\item \lect Consider the following conflict graph with the following set of clauses:

\begin{tikzpicture}[->,>=stealth',shorten >=1pt,auto,node distance=1.5cm,
    thick,base node/.style={circle,draw,minimum size=20pt}, real node/.style={double,circle,draw,minimum size=20pt}]

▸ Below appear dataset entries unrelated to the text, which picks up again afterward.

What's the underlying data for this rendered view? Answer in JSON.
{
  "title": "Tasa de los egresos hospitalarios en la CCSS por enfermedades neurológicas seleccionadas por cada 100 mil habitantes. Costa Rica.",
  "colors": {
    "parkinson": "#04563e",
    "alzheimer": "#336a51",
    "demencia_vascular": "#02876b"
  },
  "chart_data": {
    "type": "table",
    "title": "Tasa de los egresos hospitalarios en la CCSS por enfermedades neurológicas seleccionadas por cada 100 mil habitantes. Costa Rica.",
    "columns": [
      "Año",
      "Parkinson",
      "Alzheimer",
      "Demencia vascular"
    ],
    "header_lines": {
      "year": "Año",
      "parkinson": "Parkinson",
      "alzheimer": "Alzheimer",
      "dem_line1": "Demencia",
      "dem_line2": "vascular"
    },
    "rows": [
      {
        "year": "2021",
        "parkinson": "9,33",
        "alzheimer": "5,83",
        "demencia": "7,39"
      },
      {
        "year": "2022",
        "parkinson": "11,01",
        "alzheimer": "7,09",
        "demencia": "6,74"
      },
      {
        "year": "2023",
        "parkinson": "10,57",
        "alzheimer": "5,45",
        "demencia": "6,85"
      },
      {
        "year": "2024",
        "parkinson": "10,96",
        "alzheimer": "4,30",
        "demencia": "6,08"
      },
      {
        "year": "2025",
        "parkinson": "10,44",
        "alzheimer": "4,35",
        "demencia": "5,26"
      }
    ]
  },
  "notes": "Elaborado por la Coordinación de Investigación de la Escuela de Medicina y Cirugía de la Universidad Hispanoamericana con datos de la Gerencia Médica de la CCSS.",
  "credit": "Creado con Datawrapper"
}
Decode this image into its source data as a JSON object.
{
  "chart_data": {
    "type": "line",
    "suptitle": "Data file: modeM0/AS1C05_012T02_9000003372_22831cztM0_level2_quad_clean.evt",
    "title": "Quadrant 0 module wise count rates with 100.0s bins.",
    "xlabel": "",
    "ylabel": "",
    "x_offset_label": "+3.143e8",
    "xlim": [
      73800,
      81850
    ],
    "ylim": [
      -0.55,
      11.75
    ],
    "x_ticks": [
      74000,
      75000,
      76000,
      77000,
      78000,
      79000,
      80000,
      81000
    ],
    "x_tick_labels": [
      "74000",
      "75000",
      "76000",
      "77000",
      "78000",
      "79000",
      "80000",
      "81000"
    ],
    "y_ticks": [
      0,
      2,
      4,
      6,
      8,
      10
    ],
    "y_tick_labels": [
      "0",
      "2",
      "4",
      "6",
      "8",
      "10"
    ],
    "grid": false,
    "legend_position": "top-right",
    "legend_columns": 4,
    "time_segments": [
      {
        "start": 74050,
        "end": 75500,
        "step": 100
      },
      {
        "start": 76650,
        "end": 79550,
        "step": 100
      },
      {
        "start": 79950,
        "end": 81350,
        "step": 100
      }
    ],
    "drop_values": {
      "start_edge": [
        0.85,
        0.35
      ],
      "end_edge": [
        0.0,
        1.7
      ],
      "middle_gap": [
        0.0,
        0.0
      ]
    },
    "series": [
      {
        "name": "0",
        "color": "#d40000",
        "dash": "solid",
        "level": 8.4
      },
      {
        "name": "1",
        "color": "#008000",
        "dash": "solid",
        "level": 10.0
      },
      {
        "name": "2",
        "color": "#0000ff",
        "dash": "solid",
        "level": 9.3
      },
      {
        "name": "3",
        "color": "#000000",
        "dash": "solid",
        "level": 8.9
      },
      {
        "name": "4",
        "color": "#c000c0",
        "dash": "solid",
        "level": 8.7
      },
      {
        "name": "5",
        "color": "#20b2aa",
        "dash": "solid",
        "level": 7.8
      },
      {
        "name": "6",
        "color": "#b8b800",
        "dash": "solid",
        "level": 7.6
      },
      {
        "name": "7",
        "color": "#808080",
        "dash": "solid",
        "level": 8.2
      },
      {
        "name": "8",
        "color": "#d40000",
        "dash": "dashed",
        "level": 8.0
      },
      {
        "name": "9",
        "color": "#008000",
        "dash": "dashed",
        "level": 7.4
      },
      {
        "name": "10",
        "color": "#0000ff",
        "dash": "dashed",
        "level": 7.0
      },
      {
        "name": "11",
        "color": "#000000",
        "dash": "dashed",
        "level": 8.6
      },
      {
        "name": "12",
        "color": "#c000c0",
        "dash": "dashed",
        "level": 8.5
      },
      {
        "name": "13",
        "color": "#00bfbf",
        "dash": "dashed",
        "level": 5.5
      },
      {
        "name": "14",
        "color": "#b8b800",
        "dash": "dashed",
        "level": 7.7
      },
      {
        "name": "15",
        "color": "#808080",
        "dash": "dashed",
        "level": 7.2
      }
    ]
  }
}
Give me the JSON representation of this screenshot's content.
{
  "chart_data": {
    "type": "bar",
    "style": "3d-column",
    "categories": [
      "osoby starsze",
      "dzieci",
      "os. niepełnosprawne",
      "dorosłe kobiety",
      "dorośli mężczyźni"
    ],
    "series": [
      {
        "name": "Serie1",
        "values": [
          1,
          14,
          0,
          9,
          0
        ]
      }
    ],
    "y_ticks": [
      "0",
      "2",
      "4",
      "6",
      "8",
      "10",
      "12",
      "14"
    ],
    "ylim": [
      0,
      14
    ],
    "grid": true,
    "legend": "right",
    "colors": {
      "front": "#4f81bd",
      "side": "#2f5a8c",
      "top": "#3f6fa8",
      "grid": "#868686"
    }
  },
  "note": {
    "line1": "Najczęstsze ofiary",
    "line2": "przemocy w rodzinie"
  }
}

    \node[base node] (1) {$a$};
    \node[base node] (2) [below of=1]{$\lnot b$};
    \node[base node] (3) [right of=1] {$\lnot c$};
    \node[base node] (4) [right of=2] {$d$};
    \node[base node] (5) [right of=3] {$\lnot e$};
    \node[base node] (6) [right of=4] {$e$};
    \node[base node] (7) [right of=5] {$\bot$};
    \path[]
        (1) edge [] node {$1$} (3)
        (2) edge [] node {$3$} (4)
        (4) edge [] node {$1$} (3)
        (3) edge [] node {$6$} (5)
              edge [] node {$7$} (6)
        (5) edge [] node {} (7)
        (6) edge [] node {} (7);
\end{tikzpicture}

\begin{dpllCNFInput}
  \item $\{\lnot a, \lnot c, \lnot d\}$
  \item $\{a, \lnot d\}$
  \item $\{b, d\}$
  \item $\{\lnot b, d, e\}$
  \item $\{\lnot b, \lnot e\}$
  \item $\{c, \lnot e\}$
  \item $\{c, e\}$
\end{dpllCNFInput}

Give the resolution proof for the given conflict graph and clauses and state the clause to be learned from the conflict.